Wie kann man den drei Herren nun synoptisch gerecht werden? Dem renommierten Politikwissenschaftler Münkler gelingt es, das Schaffen und Wirken der drei großen Ideentreiber des 19. Jahrhunderts vergleichend und differenziert zu behandeln. Die Themen sind Gesellschaft, Glauben, Philosophie, Antisemitismus, Musik, Naturwissenschaft und Technik. Biografisches erfährt der Leser nebenbei: Wagner war 1871 von den Siegen der deutschen Truppen euphorisiert und schwelgte in Zerstörungsfantasien von Paris. Zum Deutschen Reich preußischer Prägung war er aber, wie auch Marx, auf Distanz. Nietzsche dagegen war begeistert. Bereits 1870 wollte er unbedingt mit den Waffen rasseln; als kränkelnder Sanitäter wurde er aber bald nach Hause geschickt. (Alle Drei – nebenbei bemerkt – furunkelten, exzemten und migränten zeitlebens vor sich hin).
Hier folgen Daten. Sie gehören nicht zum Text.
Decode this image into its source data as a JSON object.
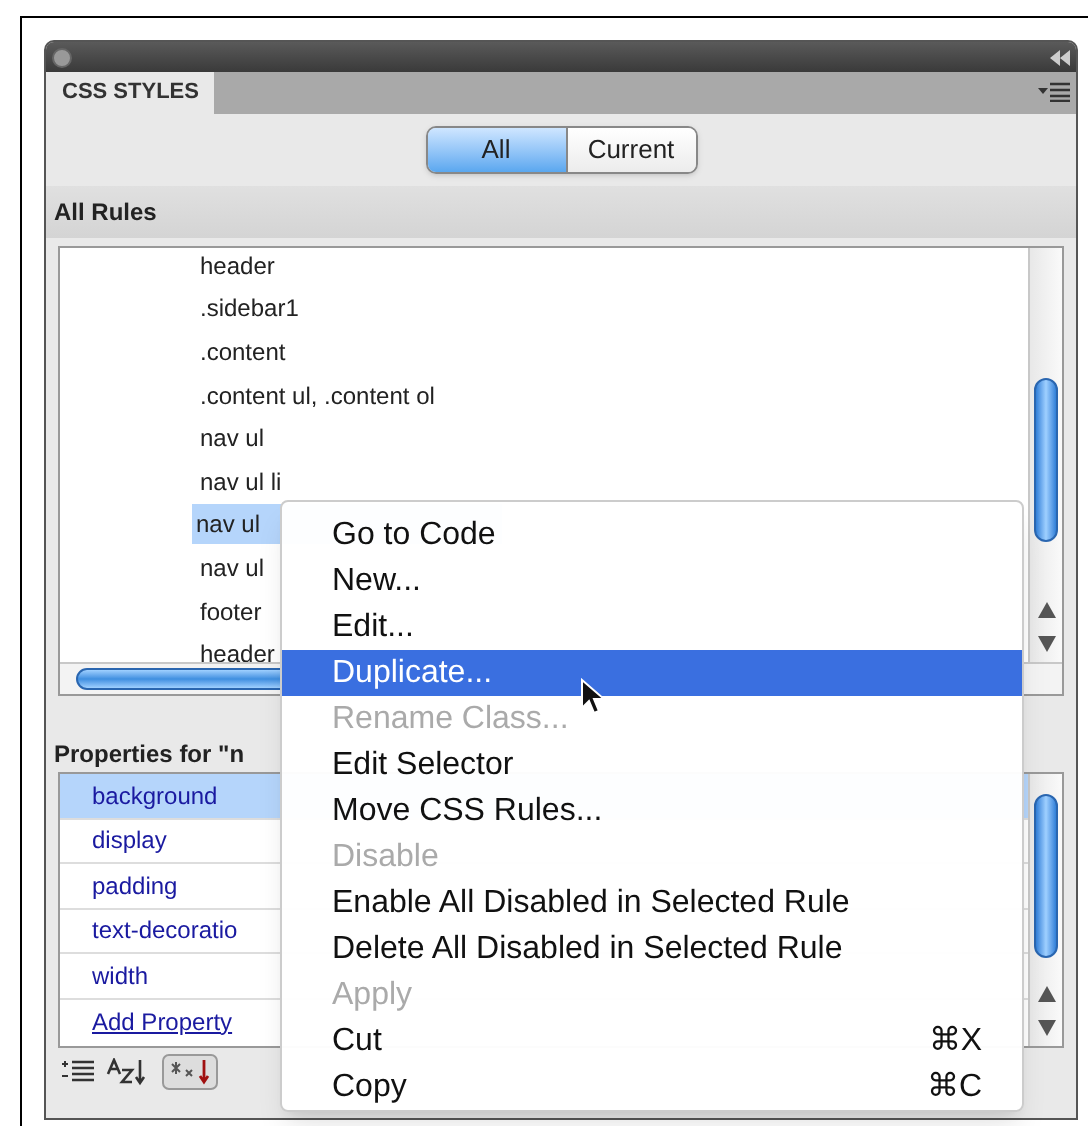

Grundlegend und vielschichtig kommt Münkler auf 620 Seiten daher, um Verständlichkeit der Sprache bemüht und vielseitige Perspektiven eröffnend. Das Buch ist allen zum Lesen empfohlen, die schon immer mal fundiert die Ideen verstehen wollten, die uns noch heute bewegen.

Sie finden das Buch bei buecher.de.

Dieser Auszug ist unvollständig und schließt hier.